With today’s interactive social media and the real-time Internet, both customers and employees see inside your company easily, so you can’t hide your real company culture. At the same time relationship perceptions have become the biggest drivers to customer loyalty and employee engagement. Thus in every business, big or small, culture can make or break your success.
Examples of companies well known for their winning cultures inside and out include Apple and Google. In both cases, their products are not generally cheaper or unique, but the mindset behind how they do what they do, and think what they think, makes them stand out. Others, by most accounts including Blockbuster and JCPenney, lost their focus on culture, and paid a heavy price.
In fact, most entrepreneurs and executives today recognize the importance of building and maintaining the right culture, but many are not so clear on how to do it, or assessing where they stand in the process. To that end, I was impressed with the specifics provided in a classic book, “Nimble, Focused, Feisty,” by Sara Roberts, a “go-to” expert on organizational transformation.
What I have seen in startups correlates well with Roberts’ evidence that there are three basic elements of a winning culture mindset today – fast is better than big, possibility over profitability, and being passionately outward-directed to customers and employees. I support her outline of several guiding principles for any company on how to achieve and maintain this mindset:
- Remain nimble and ready to pivot. Winning organizations have a culture of no expectation of always doing what they are currently doing. They know how rapidly things change, and that today’s positive reality may not carry them to where they ultimately want to go. They are always on the lookout for new opportunities and innovations.
- Structure for speed in making changes. Speed in any organization is largely a function of hierarchy, trust, and the ability to make decisions quickly across the organization. The primary key is establishing a culture that relies on values, rather than rules, to guide every action. Teams and individuals at all levels must be motivated to make decisions.
- Solve problems by co-creating and collaborating. Effective collaboration requires bringing together a variety of contributors who trust each other to get to the best solution. These days, that includes the initiative to bring up issues and tap the wisdom of “crowds” through social media, employee forums, and listening to industry influencers.
- Lead with purpose as a balance to profit. Increasingly, the landscape is shifting from an emphasis on “how” to an appreciation of “why,” both inside and outside the company. If executives don’t see social good or higher purpose as important to success, customers and employees will remind them – overtly by feedback, or passively by deserting them.
- Maintain a customer-centric focus. Businesses oriented primarily toward near-term shareholder value make themselves vulnerable in the long term. If you focus on what’s best for the customer, both near-term and long-term, you will see where customers are headed, and can plan change versus crisis reaction. Talk with real customers constantly.
- Find leaders who are courageous connectors. Courageous leaders acknowledge doubt and gaps, but still make decisions with confidence. Connector leaders enable their teams to navigate other organizations effectively, connect them with required resources, and expand their sense of possibilities and purpose. Set the culture by example.
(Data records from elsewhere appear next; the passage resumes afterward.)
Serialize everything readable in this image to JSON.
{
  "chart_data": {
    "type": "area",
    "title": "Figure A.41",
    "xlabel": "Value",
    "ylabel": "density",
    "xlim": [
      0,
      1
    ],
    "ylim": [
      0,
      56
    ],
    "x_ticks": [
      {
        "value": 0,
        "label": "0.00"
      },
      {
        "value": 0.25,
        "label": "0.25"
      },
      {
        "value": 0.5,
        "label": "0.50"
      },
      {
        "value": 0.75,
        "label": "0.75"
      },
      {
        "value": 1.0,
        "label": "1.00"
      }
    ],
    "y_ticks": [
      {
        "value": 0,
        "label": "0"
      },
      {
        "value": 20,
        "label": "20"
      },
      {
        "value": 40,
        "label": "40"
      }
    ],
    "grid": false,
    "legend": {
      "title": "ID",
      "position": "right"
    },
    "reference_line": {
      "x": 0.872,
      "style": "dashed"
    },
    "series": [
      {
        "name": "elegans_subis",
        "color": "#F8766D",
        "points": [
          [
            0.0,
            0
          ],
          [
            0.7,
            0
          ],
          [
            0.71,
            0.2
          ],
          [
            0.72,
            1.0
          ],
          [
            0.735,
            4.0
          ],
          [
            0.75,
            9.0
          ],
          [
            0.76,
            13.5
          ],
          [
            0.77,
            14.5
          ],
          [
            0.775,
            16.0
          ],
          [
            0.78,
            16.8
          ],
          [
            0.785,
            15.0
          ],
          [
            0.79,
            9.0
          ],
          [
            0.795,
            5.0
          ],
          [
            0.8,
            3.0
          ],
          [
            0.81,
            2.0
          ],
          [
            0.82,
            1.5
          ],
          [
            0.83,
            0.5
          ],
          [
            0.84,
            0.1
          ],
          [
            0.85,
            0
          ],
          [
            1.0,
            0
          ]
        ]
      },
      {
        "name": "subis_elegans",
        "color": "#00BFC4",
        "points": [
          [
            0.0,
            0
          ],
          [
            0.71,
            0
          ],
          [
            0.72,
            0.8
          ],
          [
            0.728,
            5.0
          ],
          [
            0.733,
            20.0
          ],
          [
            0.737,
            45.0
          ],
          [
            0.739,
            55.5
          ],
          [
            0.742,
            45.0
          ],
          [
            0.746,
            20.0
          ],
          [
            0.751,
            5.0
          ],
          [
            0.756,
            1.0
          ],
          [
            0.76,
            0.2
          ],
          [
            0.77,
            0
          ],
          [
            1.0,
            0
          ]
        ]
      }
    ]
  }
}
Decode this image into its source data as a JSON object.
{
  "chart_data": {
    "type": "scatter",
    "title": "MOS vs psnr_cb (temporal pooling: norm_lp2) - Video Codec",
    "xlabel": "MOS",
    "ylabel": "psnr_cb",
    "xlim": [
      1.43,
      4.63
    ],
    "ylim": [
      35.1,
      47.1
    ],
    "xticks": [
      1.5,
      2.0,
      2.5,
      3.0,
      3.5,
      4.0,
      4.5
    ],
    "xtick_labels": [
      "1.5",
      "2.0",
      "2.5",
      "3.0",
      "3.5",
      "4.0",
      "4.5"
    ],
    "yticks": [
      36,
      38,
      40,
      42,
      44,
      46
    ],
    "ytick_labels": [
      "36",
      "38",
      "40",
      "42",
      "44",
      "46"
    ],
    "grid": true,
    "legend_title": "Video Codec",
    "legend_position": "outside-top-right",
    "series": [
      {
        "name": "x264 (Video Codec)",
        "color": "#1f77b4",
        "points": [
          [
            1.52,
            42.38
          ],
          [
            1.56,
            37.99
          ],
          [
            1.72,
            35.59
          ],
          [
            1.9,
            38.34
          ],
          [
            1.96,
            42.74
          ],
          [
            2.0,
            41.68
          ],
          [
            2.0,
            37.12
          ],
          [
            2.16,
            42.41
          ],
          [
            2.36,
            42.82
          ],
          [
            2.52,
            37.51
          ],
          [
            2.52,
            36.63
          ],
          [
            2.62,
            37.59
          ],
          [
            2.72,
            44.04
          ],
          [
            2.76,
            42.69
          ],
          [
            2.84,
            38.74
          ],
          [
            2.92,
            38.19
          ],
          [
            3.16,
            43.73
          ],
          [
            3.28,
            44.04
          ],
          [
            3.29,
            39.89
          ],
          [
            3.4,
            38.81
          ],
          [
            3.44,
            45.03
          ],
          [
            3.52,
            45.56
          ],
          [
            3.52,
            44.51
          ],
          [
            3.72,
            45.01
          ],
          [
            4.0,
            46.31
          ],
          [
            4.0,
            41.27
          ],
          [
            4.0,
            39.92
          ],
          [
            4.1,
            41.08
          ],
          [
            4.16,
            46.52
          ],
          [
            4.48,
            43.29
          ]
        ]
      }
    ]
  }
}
- Build teams with people who get things done. A nimble organization needs doers and makers. Makers are not scared of taking action; in fact they’re biased toward action. They ask forgiveness rather than ask for permission, are motivated by results, and naturally collaborative. Leaders help most by not putting barriers in the way of their people.
- Winning cultures need consistent people practices. The best team cultures are built and maintained by systematic and deliberate hiring. Don’t hire only under duress, or settle for less than the best fit. Involve the team in selecting the best fit, culture matching, and getting “buy-in” from all the right players. Motivate with meaning, not just money.